Он открыл дверцу и выпрыгнул наружу. Указал на башню.
— Мне туда. Ты со мной или остаёшься?
Огнепоклонник
Хартман подошёл к милиционеру, сторожившему турникет на проходной. Протянул раскрытое служебное удостоверение.
— Володя, своё тоже достань, — бросил он через плечо Громову.
Громов, спохватившись, полез в нагрудный карман.
Хартман поднял удостоверение на уровень глаз милиционера. Впился взглядом в блуждающие зрачки.
— Почему не усилили охрану?
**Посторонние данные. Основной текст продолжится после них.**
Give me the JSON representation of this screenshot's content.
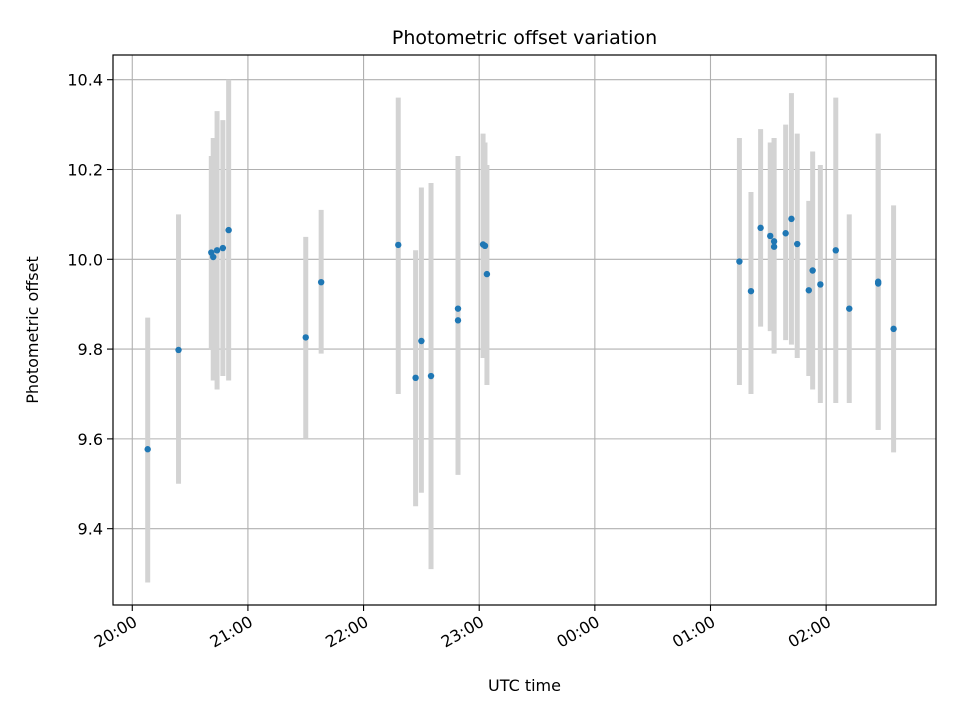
{
  "chart_data": {
    "type": "scatter",
    "title": "Photometric offset variation",
    "xlabel": "UTC time",
    "ylabel": "Photometric offset",
    "x_unit": "UTC time of day, spanning midnight",
    "xlim": [
      "19:50",
      "02:57"
    ],
    "ylim": [
      9.23,
      10.455
    ],
    "grid": true,
    "x_ticks": [
      "20:00",
      "21:00",
      "22:00",
      "23:00",
      "00:00",
      "01:00",
      "02:00"
    ],
    "y_ticks": [
      "9.4",
      "9.6",
      "9.8",
      "10.0",
      "10.2",
      "10.4"
    ],
    "colors": {
      "point": "#1f77b4",
      "errorbar": "#d3d3d3",
      "grid": "#b0b0b0"
    },
    "points": [
      {
        "x": "20:08",
        "y": 9.577,
        "ylow": 9.28,
        "yhigh": 9.87
      },
      {
        "x": "20:24",
        "y": 9.798,
        "ylow": 9.5,
        "yhigh": 10.1
      },
      {
        "x": "20:41",
        "y": 10.015,
        "ylow": 9.8,
        "yhigh": 10.23
      },
      {
        "x": "20:42",
        "y": 10.005,
        "ylow": 9.73,
        "yhigh": 10.27
      },
      {
        "x": "20:44",
        "y": 10.02,
        "ylow": 9.71,
        "yhigh": 10.33
      },
      {
        "x": "20:47",
        "y": 10.025,
        "ylow": 9.74,
        "yhigh": 10.31
      },
      {
        "x": "20:50",
        "y": 10.065,
        "ylow": 9.73,
        "yhigh": 10.4
      },
      {
        "x": "21:30",
        "y": 9.826,
        "ylow": 9.6,
        "yhigh": 10.05
      },
      {
        "x": "21:38",
        "y": 9.949,
        "ylow": 9.79,
        "yhigh": 10.11
      },
      {
        "x": "22:18",
        "y": 10.032,
        "ylow": 9.7,
        "yhigh": 10.36
      },
      {
        "x": "22:27",
        "y": 9.736,
        "ylow": 9.45,
        "yhigh": 10.02
      },
      {
        "x": "22:30",
        "y": 9.818,
        "ylow": 9.48,
        "yhigh": 10.16
      },
      {
        "x": "22:35",
        "y": 9.74,
        "ylow": 9.31,
        "yhigh": 10.17
      },
      {
        "x": "22:49",
        "y": 9.89,
        "ylow": 9.52,
        "yhigh": 10.23
      },
      {
        "x": "22:49",
        "y": 9.864,
        "ylow": 9.52,
        "yhigh": 10.23
      },
      {
        "x": "23:02",
        "y": 10.033,
        "ylow": 9.78,
        "yhigh": 10.28
      },
      {
        "x": "23:03",
        "y": 10.03,
        "ylow": 9.79,
        "yhigh": 10.26
      },
      {
        "x": "23:04",
        "y": 9.967,
        "ylow": 9.72,
        "yhigh": 10.21
      },
      {
        "x": "01:15",
        "y": 9.995,
        "ylow": 9.72,
        "yhigh": 10.27
      },
      {
        "x": "01:21",
        "y": 9.929,
        "ylow": 9.7,
        "yhigh": 10.15
      },
      {
        "x": "01:26",
        "y": 10.07,
        "ylow": 9.85,
        "yhigh": 10.29
      },
      {
        "x": "01:31",
        "y": 10.052,
        "ylow": 9.84,
        "yhigh": 10.26
      },
      {
        "x": "01:33",
        "y": 10.04,
        "ylow": 9.8,
        "yhigh": 10.27
      },
      {
        "x": "01:33",
        "y": 10.028,
        "ylow": 9.79,
        "yhigh": 10.27
      },
      {
        "x": "01:39",
        "y": 10.058,
        "ylow": 9.82,
        "yhigh": 10.3
      },
      {
        "x": "01:42",
        "y": 10.09,
        "ylow": 9.81,
        "yhigh": 10.37
      },
      {
        "x": "01:45",
        "y": 10.034,
        "ylow": 9.78,
        "yhigh": 10.28
      },
      {
        "x": "01:51",
        "y": 9.931,
        "ylow": 9.74,
        "yhigh": 10.13
      },
      {
        "x": "01:53",
        "y": 9.975,
        "ylow": 9.71,
        "yhigh": 10.24
      },
      {
        "x": "01:57",
        "y": 9.944,
        "ylow": 9.68,
        "yhigh": 10.21
      },
      {
        "x": "02:05",
        "y": 10.02,
        "ylow": 9.68,
        "yhigh": 10.36
      },
      {
        "x": "02:12",
        "y": 9.89,
        "ylow": 9.68,
        "yhigh": 10.1
      },
      {
        "x": "02:27",
        "y": 9.946,
        "ylow": 9.62,
        "yhigh": 10.28
      },
      {
        "x": "02:27",
        "y": 9.95,
        "ylow": 9.62,
        "yhigh": 10.28
      },
      {
        "x": "02:35",
        "y": 9.845,
        "ylow": 9.57,
        "yhigh": 10.12
      }
    ]
  }
}
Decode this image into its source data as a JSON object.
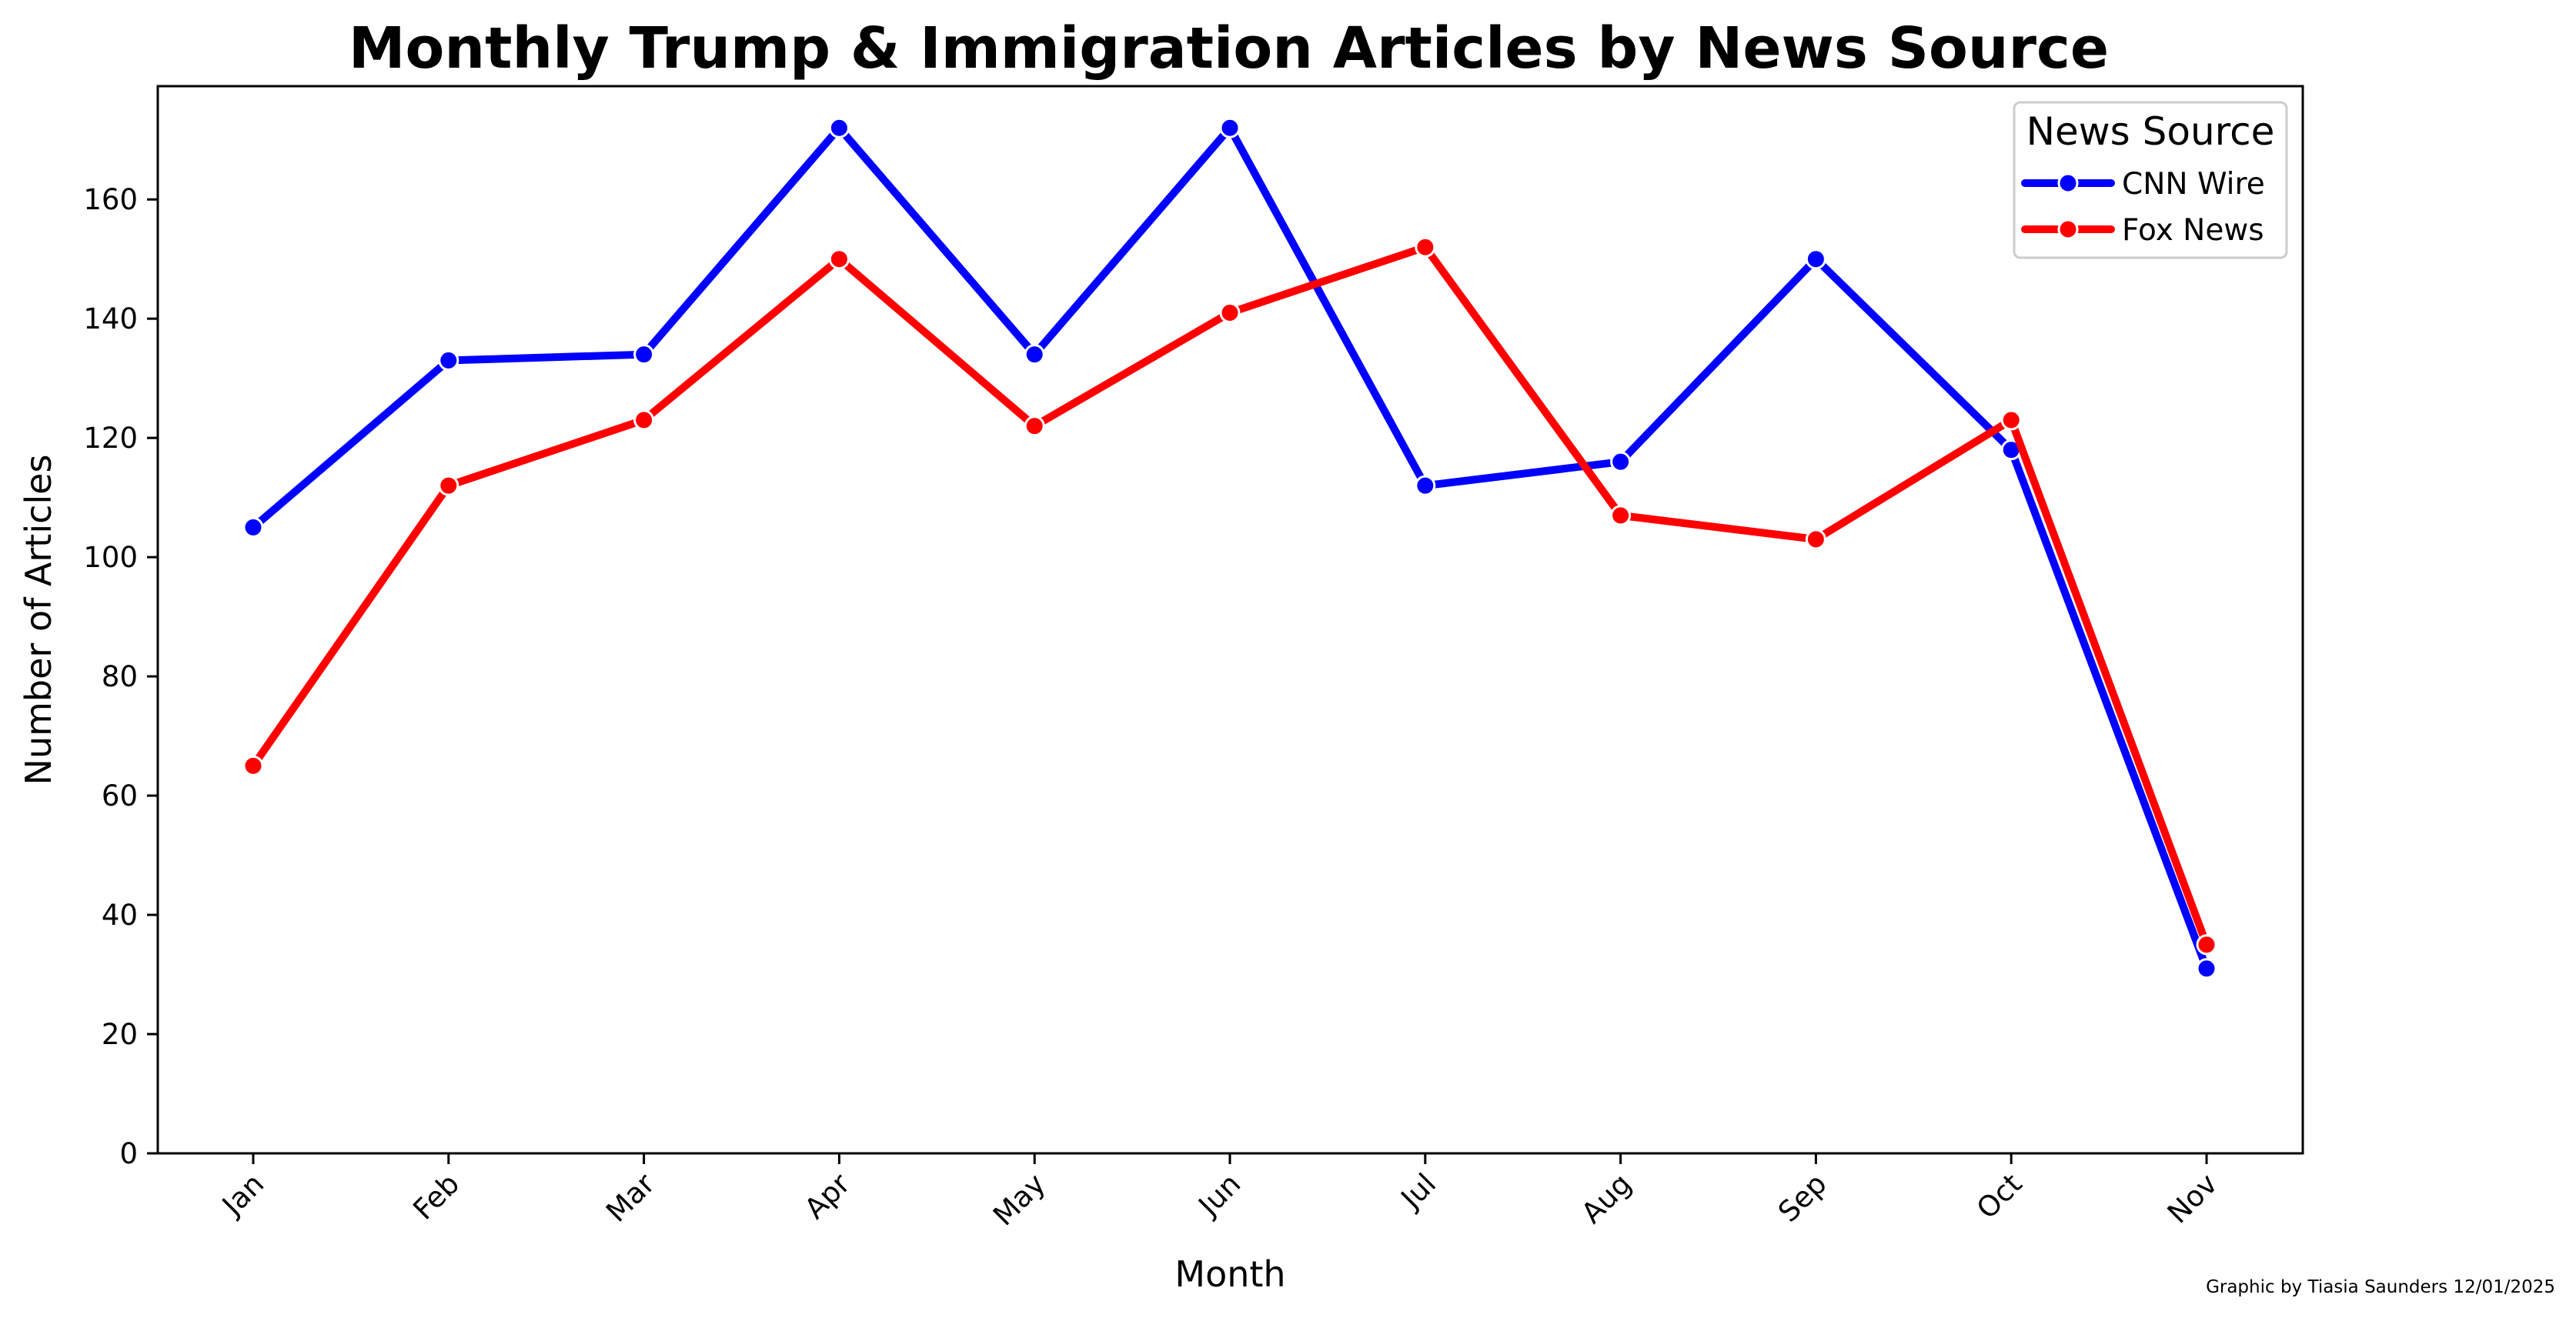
{
  "chart_data": {
    "type": "line",
    "title": "Monthly Trump & Immigration Articles by News Source",
    "xlabel": "Month",
    "ylabel": "Number of Articles",
    "categories": [
      "Jan",
      "Feb",
      "Mar",
      "Apr",
      "May",
      "Jun",
      "Jul",
      "Aug",
      "Sep",
      "Oct",
      "Nov"
    ],
    "yticks": [
      0,
      20,
      40,
      60,
      80,
      100,
      120,
      140,
      160
    ],
    "ylim": [
      0,
      179
    ],
    "grid": false,
    "legend": {
      "title": "News Source",
      "placement": "top-right"
    },
    "series": [
      {
        "name": "CNN Wire",
        "color": "#0000ff",
        "values": [
          105,
          133,
          134,
          172,
          134,
          172,
          112,
          116,
          150,
          118,
          31
        ]
      },
      {
        "name": "Fox News",
        "color": "#ff0000",
        "values": [
          65,
          112,
          123,
          150,
          122,
          141,
          152,
          107,
          103,
          123,
          35
        ]
      }
    ],
    "credit": "Graphic by Tiasia Saunders 12/01/2025"
  }
}
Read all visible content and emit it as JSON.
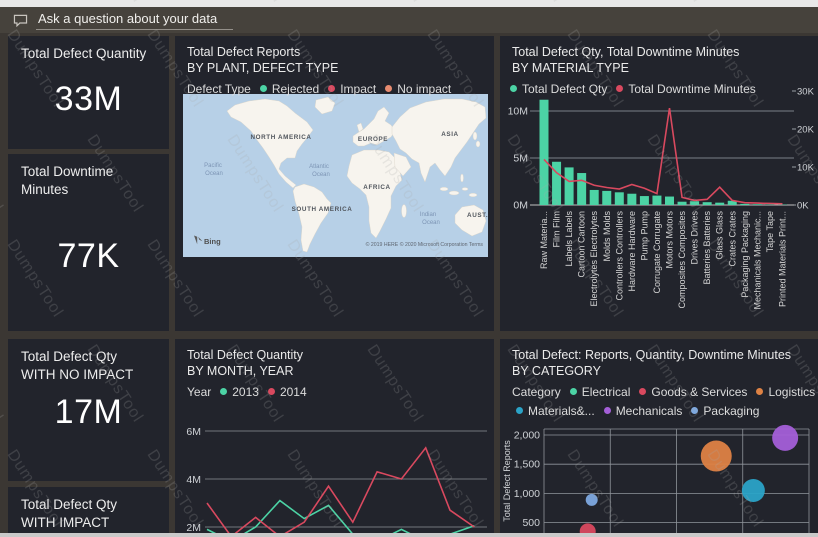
{
  "qa_bar": {
    "text": "Ask a question about your data"
  },
  "watermark": {
    "text": "DumpsTool"
  },
  "theme": {
    "canvas_bg": "#3b3733",
    "tile_bg": "#22242c",
    "qa_bar_bg": "#46423c",
    "top_strip": "#e8e8e8",
    "bottom_strip": "#c9c9c9",
    "text_primary": "#ececec",
    "teal": "#4cd3a5",
    "red": "#d9495f"
  },
  "kpis": [
    {
      "title": "Total Defect Quantity",
      "value": "33M"
    },
    {
      "title": "Total Downtime Minutes",
      "value": "77K"
    },
    {
      "title": "Total Defect Qty",
      "title2": "WITH NO IMPACT",
      "value": "17M"
    },
    {
      "title": "Total Defect Qty",
      "title2": "WITH IMPACT",
      "value": ""
    }
  ],
  "map": {
    "title": "Total Defect Reports",
    "subtitle": "BY PLANT, DEFECT TYPE",
    "legend_title": "Defect Type",
    "legend": [
      {
        "label": "Rejected",
        "color": "#4cd3a5"
      },
      {
        "label": "Impact",
        "color": "#d9495f"
      },
      {
        "label": "No impact",
        "color": "#e78b70"
      }
    ],
    "regions": [
      "NORTH AMERICA",
      "EUROPE",
      "ASIA",
      "AFRICA",
      "SOUTH AMERICA",
      "AUST..."
    ],
    "oceans": {
      "pacific": [
        "Pacific",
        "Ocean"
      ],
      "atlantic": [
        "Atlantic",
        "Ocean"
      ],
      "indian": [
        "Indian",
        "Ocean"
      ]
    },
    "bing_label": "Bing",
    "attribution": "© 2019 HERE © 2020 Microsoft Corporation Terms"
  },
  "chart_data": [
    {
      "type": "combo-bar-line",
      "title": "Total Defect Qty, Total Downtime Minutes",
      "subtitle": "BY MATERIAL TYPE",
      "categories": [
        "Raw Materia...",
        "Film Film",
        "Labels Labels",
        "Cartoon Cartoon",
        "Electrolytes Electrolytes",
        "Molds Molds",
        "Controllers Controllers",
        "Hardware Hardware",
        "Pump Pump",
        "Corrugate Corrugate",
        "Motors Motors",
        "Composites Composites",
        "Drives Drives",
        "Batteries Batteries",
        "Glass Glass",
        "Crates Crates",
        "Packaging Packaging",
        "Mechanicals Mechanic...",
        "Tape Tape",
        "Printed Materials Print..."
      ],
      "series": [
        {
          "name": "Total Defect Qty",
          "type": "bar",
          "axis": "left",
          "unit": "M",
          "color": "#4cd3a5",
          "values": [
            11.2,
            4.6,
            4.0,
            3.4,
            1.6,
            1.5,
            1.35,
            1.2,
            0.95,
            1.0,
            0.9,
            0.35,
            0.4,
            0.3,
            0.25,
            0.45,
            0.12,
            0.08,
            0.05,
            0.04
          ]
        },
        {
          "name": "Total Downtime Minutes",
          "type": "line",
          "axis": "right",
          "unit": "K",
          "color": "#d9495f",
          "values": [
            12,
            8.5,
            6.2,
            6.5,
            5.2,
            4.6,
            4.2,
            5.4,
            4.4,
            3.0,
            25.5,
            2.0,
            1.2,
            1.5,
            4.7,
            1.2,
            0.6,
            0.5,
            0.4,
            0.3
          ]
        }
      ],
      "left_axis": {
        "ticks": [
          "0M",
          "5M",
          "10M"
        ],
        "step_value": 5000000
      },
      "right_axis": {
        "ticks": [
          "0K",
          "10K",
          "20K",
          "30K"
        ],
        "step_value": 10000
      },
      "grid": true,
      "legend_position": "top"
    },
    {
      "type": "line",
      "title": "Total Defect Quantity",
      "subtitle": "BY MONTH, YEAR",
      "legend_title": "Year",
      "y_ticks": [
        "2M",
        "4M",
        "6M"
      ],
      "x_labels_visible": false,
      "series": [
        {
          "name": "2013",
          "color": "#4cd3a5",
          "unit": "M",
          "values": [
            1.9,
            1.4,
            2.0,
            3.1,
            2.35,
            2.9,
            1.7,
            1.4,
            1.9,
            1.4,
            1.7,
            2.05
          ]
        },
        {
          "name": "2014",
          "color": "#d9495f",
          "unit": "M",
          "values": [
            3.0,
            1.6,
            2.4,
            1.6,
            2.2,
            3.7,
            2.2,
            4.3,
            4.0,
            5.3,
            2.7,
            2.0
          ]
        }
      ],
      "grid": true,
      "legend_position": "top"
    },
    {
      "type": "scatter-bubble",
      "title": "Total Defect: Reports, Quantity, Downtime Minutes",
      "subtitle": "BY CATEGORY",
      "legend_title": "Category",
      "ylabel": "Total Defect Reports",
      "y_ticks": [
        "500",
        "1,000",
        "1,500",
        "2,000"
      ],
      "x_labels_visible": false,
      "legend": [
        {
          "label": "Electrical",
          "color": "#4cd3a5"
        },
        {
          "label": "Goods & Services",
          "color": "#d9495f"
        },
        {
          "label": "Logistics",
          "color": "#de8244"
        },
        {
          "label": "Materials&...",
          "color": "#2ba3c7"
        },
        {
          "label": "Mechanicals",
          "color": "#a45fd8"
        },
        {
          "label": "Packaging",
          "color": "#7ea9e0"
        }
      ],
      "points": [
        {
          "category": "Goods & Services",
          "color": "#d9495f",
          "reports": 350,
          "x_frac": 0.165,
          "size": 8
        },
        {
          "category": "Packaging",
          "color": "#7ea9e0",
          "reports": 890,
          "x_frac": 0.18,
          "size": 6
        },
        {
          "category": "Logistics",
          "color": "#de8244",
          "reports": 1640,
          "x_frac": 0.65,
          "size": 15.5
        },
        {
          "category": "Materials&...",
          "color": "#2ba3c7",
          "reports": 1050,
          "x_frac": 0.79,
          "size": 11.5
        },
        {
          "category": "Mechanicals",
          "color": "#a45fd8",
          "reports": 1950,
          "x_frac": 0.91,
          "size": 13
        }
      ],
      "grid": true,
      "legend_position": "top"
    }
  ]
}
Не знаете, что в городе творится?
— Я не…
Взгляд милиционера соскользнул с удостоверения, встретился с глазами Хартмана.
На долю секунды зрачки расширились так, что до краёв залили чернотой радужную оболочку глаз.
Милиционер сморгнул.
— Проходите.
— Ты нас не видел, — мёртвым голосом гипнотизёра произнёс Хартман.
— Да, — обморочно кивнул милиционер.
Волкодав
Борис Михайлович придержал дверь, пока Громов переступал через порог.
— Ну как тебе вид? Чем не Гималаи?
Башня серой громадиной круто уходила в небо. С такого расстояния и под таким ракурсом она действительно казалась горой.
У Громова обмерло сердце и чуть закружилась голова, когда он попробовал провести взглядом до самого кончика башни.
— Правильно сделал, что остался. Я, честно говоря, не знаю, какими мотивами ты руководствовался, но, обещаю, скучно не будет.
— Уже сутки веселюсь, — по привычке огрызнулся Громов.
И тут до него вдруг окончательно дошло, что значит остаться самим собой и отрубить прошлое. Полная свобода. Ощущение невесомости и прилив сил, словно взмыл в небо на крыльях.
— Ты на башне бывал? — спросил Борис Михайлович.
— Был один раз. Ещё школьником.
— Это не считается. Пойдём, Гром, посмотрим на помойку с высоты трёхсот метров. — Он указал пальцем на стеклянный цилиндр технического центра. — Идеальное место. Никто не додумается нас там искать.
Он первым пошёл по дорожке к пандусу фундамента башни.
С каждым шагом Громову казалось, что башня все больше и больше заваливается на него. Исполинская скала из бетона застила собой небо. От серой громадины, нависшей прямо над головой, на душе сделалось страшно, тревожно и почему-то радостно, словно перед грозой.